Consider the following scenario of a business being sued for $250,000 for medical costs associated with an injury, plus $100,000 in legal fees. A policy with $300,000 worth of coverage would leave the business owner $50,000 to pay out of pocket.

Businesses that already have general liability insurance may purchase an umbrella policy that increases the coverage limits, the Small Business Administration suggests. The agency suggests researching your industry before obtaining coverage and reviewing client or project contracts, which may specify coverage requirements.

The SBA says that owners of mobile businesses, such as food trucks or mobile service providers, which do not have brick-and-mortar sites, may require a business owner’s policy to provide additional coverage not included in a general liability policy.

How Do Slip-and-Fall Lawsuits Work?

Slip-and-fall claims and similar personal injury lawsuits that stem from accidents in places of business fall under the area of law known as premises liability law.

All property owners must ensure their properties are safe for visitors. However, businesses that solicit visitors, such as grocery stores and department stores, are held to a higher standard of ensuring the premises are safe.

When a hazard exists on a property, such as a puddle from a spill or a pothole in a parking lot, the property owner should remove or clean up the danger promptly or adequately warn visitors that the hazard exists, such as posting a prominent warning sign.

A person injured in a fall or another accident may file a compensation claim that will need to show that the property owner was negligent in warning about the hazard.

Business owners are generally protected if the plaintiff acted recklessly or was intoxicated. The hazard was obvious enough that a reasonable person should have known to avoid it, such as an open pit at a construction site.

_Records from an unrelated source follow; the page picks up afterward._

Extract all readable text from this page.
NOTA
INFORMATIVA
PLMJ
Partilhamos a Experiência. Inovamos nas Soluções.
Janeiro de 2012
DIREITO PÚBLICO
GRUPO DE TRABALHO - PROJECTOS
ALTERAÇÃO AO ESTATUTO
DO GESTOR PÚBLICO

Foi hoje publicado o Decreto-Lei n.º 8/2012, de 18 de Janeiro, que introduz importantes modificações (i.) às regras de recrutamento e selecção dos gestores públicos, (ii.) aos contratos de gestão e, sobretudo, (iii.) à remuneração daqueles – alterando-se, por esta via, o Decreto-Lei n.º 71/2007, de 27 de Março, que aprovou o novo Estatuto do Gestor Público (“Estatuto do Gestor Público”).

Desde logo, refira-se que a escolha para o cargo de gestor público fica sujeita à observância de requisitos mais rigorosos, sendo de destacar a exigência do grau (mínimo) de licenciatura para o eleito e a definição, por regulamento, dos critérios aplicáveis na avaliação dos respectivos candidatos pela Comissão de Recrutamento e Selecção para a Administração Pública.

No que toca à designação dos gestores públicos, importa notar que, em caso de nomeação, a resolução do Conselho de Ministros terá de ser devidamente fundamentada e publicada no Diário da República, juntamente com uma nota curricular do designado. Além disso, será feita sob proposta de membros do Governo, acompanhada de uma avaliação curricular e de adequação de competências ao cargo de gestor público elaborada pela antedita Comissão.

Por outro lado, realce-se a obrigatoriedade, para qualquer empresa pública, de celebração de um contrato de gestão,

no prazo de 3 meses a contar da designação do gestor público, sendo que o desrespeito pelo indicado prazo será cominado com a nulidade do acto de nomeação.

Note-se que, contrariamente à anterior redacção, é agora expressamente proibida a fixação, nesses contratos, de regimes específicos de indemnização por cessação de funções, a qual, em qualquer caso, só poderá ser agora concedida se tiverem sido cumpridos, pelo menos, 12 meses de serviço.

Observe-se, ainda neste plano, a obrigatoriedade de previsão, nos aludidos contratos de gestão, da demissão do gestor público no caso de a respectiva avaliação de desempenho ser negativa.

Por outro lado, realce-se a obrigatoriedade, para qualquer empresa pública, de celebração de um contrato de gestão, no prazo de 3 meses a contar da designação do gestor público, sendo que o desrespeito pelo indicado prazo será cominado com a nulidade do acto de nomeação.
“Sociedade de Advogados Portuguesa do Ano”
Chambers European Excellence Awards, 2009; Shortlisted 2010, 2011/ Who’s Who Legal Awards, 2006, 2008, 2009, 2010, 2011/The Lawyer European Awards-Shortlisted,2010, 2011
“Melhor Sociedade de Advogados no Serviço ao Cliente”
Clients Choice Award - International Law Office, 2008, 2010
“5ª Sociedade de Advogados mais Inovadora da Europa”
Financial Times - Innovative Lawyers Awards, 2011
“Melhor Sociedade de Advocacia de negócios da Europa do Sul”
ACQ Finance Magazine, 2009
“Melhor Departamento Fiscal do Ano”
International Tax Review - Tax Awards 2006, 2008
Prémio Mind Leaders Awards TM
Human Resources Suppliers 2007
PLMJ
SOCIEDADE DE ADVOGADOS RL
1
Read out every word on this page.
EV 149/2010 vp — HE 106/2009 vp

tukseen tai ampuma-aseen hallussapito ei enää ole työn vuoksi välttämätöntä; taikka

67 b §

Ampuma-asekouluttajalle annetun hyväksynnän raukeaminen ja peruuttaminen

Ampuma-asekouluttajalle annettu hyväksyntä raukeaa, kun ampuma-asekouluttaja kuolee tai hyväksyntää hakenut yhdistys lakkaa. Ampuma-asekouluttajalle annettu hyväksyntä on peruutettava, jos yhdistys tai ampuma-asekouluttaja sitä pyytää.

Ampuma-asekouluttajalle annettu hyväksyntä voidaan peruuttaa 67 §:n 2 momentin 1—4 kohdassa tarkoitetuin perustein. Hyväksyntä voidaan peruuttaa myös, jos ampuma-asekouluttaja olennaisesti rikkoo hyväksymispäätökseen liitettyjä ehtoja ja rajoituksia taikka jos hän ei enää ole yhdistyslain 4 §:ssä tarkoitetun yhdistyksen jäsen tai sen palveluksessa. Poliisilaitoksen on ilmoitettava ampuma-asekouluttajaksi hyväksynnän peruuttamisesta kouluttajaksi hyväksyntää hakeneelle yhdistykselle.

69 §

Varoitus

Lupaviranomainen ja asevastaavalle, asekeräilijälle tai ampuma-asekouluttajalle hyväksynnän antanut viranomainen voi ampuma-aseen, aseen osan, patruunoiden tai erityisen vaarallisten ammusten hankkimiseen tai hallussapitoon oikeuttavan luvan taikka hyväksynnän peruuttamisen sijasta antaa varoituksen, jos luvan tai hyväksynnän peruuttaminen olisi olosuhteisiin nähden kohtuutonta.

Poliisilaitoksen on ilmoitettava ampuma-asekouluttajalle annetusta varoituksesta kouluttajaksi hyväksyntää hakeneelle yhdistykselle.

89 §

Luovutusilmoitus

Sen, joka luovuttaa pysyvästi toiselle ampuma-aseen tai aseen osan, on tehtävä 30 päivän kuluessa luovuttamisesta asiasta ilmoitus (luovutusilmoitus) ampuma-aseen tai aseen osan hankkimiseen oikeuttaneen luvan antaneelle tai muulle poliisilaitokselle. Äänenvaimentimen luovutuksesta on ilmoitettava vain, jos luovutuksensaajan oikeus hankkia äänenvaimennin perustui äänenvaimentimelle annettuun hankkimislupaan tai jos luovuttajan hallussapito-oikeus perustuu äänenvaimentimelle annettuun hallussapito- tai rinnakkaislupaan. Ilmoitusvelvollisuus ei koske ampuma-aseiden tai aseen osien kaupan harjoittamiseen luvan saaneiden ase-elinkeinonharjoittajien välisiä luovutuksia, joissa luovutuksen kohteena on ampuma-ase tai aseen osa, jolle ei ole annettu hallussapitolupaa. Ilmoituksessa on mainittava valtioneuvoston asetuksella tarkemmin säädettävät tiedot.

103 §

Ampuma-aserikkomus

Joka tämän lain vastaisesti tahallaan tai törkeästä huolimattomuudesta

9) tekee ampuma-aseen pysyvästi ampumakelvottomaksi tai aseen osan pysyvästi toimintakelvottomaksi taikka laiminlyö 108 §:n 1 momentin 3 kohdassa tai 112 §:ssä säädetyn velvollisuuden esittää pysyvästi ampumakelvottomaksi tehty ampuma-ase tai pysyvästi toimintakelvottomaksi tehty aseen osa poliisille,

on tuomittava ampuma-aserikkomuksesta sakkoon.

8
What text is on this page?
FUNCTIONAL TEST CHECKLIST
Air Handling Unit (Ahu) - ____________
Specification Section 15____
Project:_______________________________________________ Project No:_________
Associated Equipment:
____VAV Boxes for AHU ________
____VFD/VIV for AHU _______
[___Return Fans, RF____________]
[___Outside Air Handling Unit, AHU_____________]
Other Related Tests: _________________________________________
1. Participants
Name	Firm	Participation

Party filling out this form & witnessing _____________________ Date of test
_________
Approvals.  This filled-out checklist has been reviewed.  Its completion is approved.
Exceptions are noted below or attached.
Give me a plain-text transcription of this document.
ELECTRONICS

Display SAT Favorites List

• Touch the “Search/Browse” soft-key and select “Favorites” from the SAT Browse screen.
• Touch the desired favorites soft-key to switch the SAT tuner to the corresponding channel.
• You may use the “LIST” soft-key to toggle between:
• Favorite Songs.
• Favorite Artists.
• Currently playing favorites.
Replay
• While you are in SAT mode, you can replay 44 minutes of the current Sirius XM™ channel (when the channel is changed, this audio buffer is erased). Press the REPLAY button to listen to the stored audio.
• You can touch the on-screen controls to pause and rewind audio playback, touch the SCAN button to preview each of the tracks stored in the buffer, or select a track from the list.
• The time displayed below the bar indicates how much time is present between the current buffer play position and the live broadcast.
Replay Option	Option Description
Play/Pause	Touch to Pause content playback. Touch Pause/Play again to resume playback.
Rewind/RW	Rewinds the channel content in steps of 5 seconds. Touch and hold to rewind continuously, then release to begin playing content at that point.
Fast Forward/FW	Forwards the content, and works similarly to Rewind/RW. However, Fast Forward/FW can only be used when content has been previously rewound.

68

For example, if snow and ice tracked into a lobby caused a puddle where someone slipped and fell and broke their wrist, the injured person might sue. But if the business owner can show that the doors opened at 8 a.m., the puddle formed by 8:15, and a housekeeper was on the way to the lobby when the accident happened at 8:20; the business owner might be protected.

The business owner might argue that they sought to mitigate the hazard promptly.

However, an attorney for the plaintiff could argue that the business owner should have anticipated the hazard based on weather forecasts and past occurrences.

Regardless, without insurance, you are on your own to defend yourself against a legal claim. With insurance, your insurer will weigh whether to settle a claim or fight it in court. In the end, the decision could go to a jury sympathetic to an individual versus the supposed deep pockets of a business.